腰痛の症例(高齢者のぎっくり腰の場合)

朱丹渓

これから紹介するのは医案とよばれるものです。医案とはいわゆるカルテのことで、ある程度基礎を学んだ漢方医や鍼灸師達が応用として学ぶ物とされてきました。今でいうところの症例検討に近いかもしれません。要点のみ書かれた医案の文章は非常に簡潔で一見味気ないようなものが多いですが、臨床家らしい視点がおおく詰め込まれているという意味では今を生きる鍼灸師や漢方家にとっても示唆的なものが少なくありません。そういう意味で医案は日本ではあまり知られていませんが、東洋医学の治療方針を学ぶとてもよい教科書です。

目次

朱丹渓の腰痛医案

原文と朱丹渓の紹介

朱丹渓は徐質夫を治した,年は六十余り,馬から墜ちて腰疼になり転側できない。六脈は散大,重取すると弦小にして長,やや堅い。朱は悪血があるけれど,未だ駆逐すべきではない,補が先だ。 蘇木、人参、黄芪、芎、帰、陳皮、甘草を煎服させる。半月の后,散大は漸くおさまり,食もまた進む。遂に熟大黄湯で自然銅等の薬を調下して,一月にして安し。
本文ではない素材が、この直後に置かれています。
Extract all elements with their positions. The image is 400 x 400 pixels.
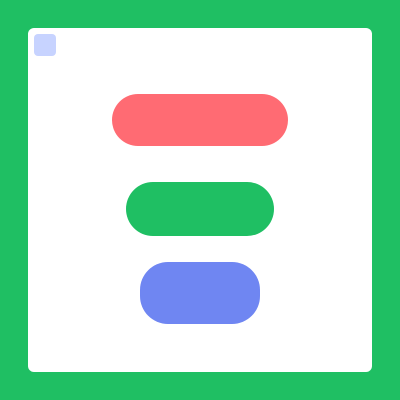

この医案は朱丹渓によるものです。朱丹渓は1282年〜1358年まで生きた医家です。金元四大医家のうちの一人と言われており、現在でも使われている滋陰降火湯をつくった人としても知られています。彼はそれまで主流だった清熱という治療法の問題点を指摘し、陰液を補うことで熱証を改善する滋陰降火という治療法を生み出しました。そんな彼のぎっくり腰に対する治療がこの医案に書かれています。

医案解説

医案によると60歳の老人が馬から落ちたものを治療したとあります。馬から落ちる状況というのが時代を感じますね。

さて診察に移りましょう。六脈はおそらく両手の寸関尺のことです。「脈散大」は力のない脈のことをいいます。『脈経』では「散脈は大きくて散り散りになるような脈であり、気が実して血が虚することを表す(散脈、大而散、散者気実血虚)」とあります。また『素問』でも「脈が葉が散るように打つのは、肝木が虚しているからであり、木は葉が落ちると死す」とあり、非常に重篤な場合に見られる脈であることがわかります。また弦脈は、肝気鬱で現れるとされますが、他にも気の推動作用の阻害によって起こります。ここでは重按することで気機の停滞(気滞血瘀)を見ているのでしょう。
一般的に転倒などの挫傷は血瘀として見ることが多いですがこの症例ではそれに反した散脈が主に触れています。そのため「悪血あるけれども、まだ駆逐するべきでない」というわけです。蘇木、人参、黄芪、芎、帰、陳皮、甘草は補法中心の生薬構成です。その後、脈と食欲の回復を確認してから活血薬である熟大黄湯を服用させて治療が完結します。

補気か活血か

さて挫傷という血瘀証の典型的なパターンであっても補法を行ってよいのでしょうか?朱丹渓は、患者が高齢者であること、脈が虚を示していることから活血薬を用いず補法を優先させています。一般的に補薬は邪(今回の例では瘀血)を助長します。しかし虚証がある場合、補薬は元気を補うのみで邪を助長することは少ないです。朱丹渓は単に活血薬を用いるのではなく、患者の体力を勘案して処方を組んでいるのです。

まとめ

今回は朱丹渓の医案から治療法の指針を学びました。人体は単純な虚実になることはなく、つねに虚実夾雑というわれるような複雑な様相を呈することが多いです。臨床家としてはどのあたりから治療するか。どこが実でどこが虚かを詳細に見極められるようになる必要性をかんじる医案でした。